If you reversed the order you could break reads—so don’t.
---
## Pseudocode (sketch)
```rust
struct ReclaimOpts {
max_columns: usize, // how many columns to consider this run
max_candidates_per_col: usize, // oldest segments to test per column
max_newer_to_check: usize, // how many newer segments to consult (newest-first)
max_keys_to_check: Option<usize>,// Some(N)=>sample/early-exit; None=>check all keys
min_shadowed_fraction: f32, // e.g. 1.0 for “fully”; or <1.0 if you later add partial rewrite
}
fn reclaim_budgeted<P: Pager>(store: &ColumnStore<P>, opts: ReclaimOpts) {
// 1) Pick columns with largest segment counts.
let columns = pick_columns_by_segment_count(store, opts.max_columns);
for fid in columns {
// 2) Oldest-first candidates.
let segs = store.colindex(fid).segments.clone();
for cand in segs.iter().rev().take(opts.max_candidates_per_col) {
// 3) Collect up to K newer segments that overlap [min,max] by key-range.
let newer = newest_overlapping_segments(&segs, cand, opts.max_newer_to_check);
// 4) Load typed index data for {cand} + {newer}. No data blobs.
let typed = batch_load_index_segments(newer.iter().chain([cand]));
// 5) For each key in cand (or a sample):
// - binary_search across newer (newest-first)
// - count as shadowed if found OR if found with zero-length (tombstone).
let shadowed_ratio = check_shadowed_fraction(&typed, cand, opts.max_keys_to_check);
if shadowed_ratio >= opts.min_shadowed_fraction {
// 6) Persist ColumnIndex without cand, then free cand.index_pk & cand.data_pk.
persist_colindex_without(store, fid, cand.index_physical_key);
store.do_frees(&[cand.index_physical_key, cand.data_physical_key]);
// budgeted: optionally stop early if we hit a per-run free limit
}
}
}
}
```
**Notes**
* `newest_overlapping_segments` uses `[min,max]` to prune aggressively.
* `check_shadowed_fraction` uses binary search with the keys from `cand` against each newer segment’s key layout; tombstone detection = `a == b` in `value_offsets`.
* Start with `min_shadowed_fraction = 1.0` (only full reclaims).
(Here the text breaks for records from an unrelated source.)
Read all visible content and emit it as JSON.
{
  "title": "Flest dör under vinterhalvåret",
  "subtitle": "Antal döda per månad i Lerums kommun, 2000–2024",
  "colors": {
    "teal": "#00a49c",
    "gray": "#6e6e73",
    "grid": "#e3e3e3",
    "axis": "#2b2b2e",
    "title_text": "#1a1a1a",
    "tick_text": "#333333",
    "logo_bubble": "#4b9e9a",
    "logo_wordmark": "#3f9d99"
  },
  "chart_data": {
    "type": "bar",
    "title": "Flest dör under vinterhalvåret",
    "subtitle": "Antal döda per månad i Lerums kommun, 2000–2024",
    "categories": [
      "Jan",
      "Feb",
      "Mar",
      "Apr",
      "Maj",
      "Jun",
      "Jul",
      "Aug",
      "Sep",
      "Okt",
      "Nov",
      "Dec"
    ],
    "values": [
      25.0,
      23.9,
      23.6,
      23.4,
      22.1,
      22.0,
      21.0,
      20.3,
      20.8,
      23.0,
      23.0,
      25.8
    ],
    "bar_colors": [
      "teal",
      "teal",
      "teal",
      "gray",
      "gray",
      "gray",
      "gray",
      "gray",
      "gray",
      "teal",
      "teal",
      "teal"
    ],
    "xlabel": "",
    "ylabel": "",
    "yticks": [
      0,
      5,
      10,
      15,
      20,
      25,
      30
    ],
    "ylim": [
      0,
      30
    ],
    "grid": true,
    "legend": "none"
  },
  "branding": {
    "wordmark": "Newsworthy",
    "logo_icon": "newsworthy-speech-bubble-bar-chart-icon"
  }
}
Partial compaction is optional future work.
---
## Performance Characteristics
* **Memory:** bounded by the number of typed segments you load concurrently (1 candidate + K newer). No data blobs are fetched.
* **I/O:** one batched typed get for that small set, plus a single typed put (ColumnIndex) and 2 frees when reclaiming.
* **Time:** roughly `O(|keys_in_candidate| * log K)` per candidate (binary search over ≤K newer segments).
---
## Practical Defaults (good starting points)
* `max_columns`: 4–16
* `max_candidates_per_col`: 2–8 (oldest first)
* `max_newer_to_check`: 4–16 (newest first)
* `max_keys_to_check`: `None` (exact) or `Some(4_096)` with early-exit once “not fully shadowed” is proven
* `min_shadowed_fraction`: `1.0` (full reclaim)
These are **reclaim-only knobs** (unrelated to ingest or read paths).
---
## Metrics to Watch
Use `IoStats`:
* **`get_typed_ops`** during reads: stays ≈1/key when overlap is small; climbs as overlap grows.
* **`free_ops`** during GC runs: confirms reclaimed keys.
* Consider tracking “segments per column” and “bytes freed” (estimated from `describe_storage()`).
---
## What This GC Does Not Do (yet)
* **Partial compaction** (rewriting a candidate with only its live subset). That’s a follow-up once full-shadow reclaim is stable.
* **Global dedupe** across many segments at once.
* **Background threads**: you can still run it periodically or after `append_many` when segment count crosses a threshold.
---
## TL;DR
* You don’t **need** GC for correctness; reads are already correct and efficient when overlap is small.
* Add a **budgeted, index-only** reclaim pass that removes **fully shadowed** old segments.
* Run it **occasionally** (threshold-triggered or scheduled) with small budgets so it never tries to load “everything.”
* Update ColumnIndex **first**, then free pkeys—safe and simple.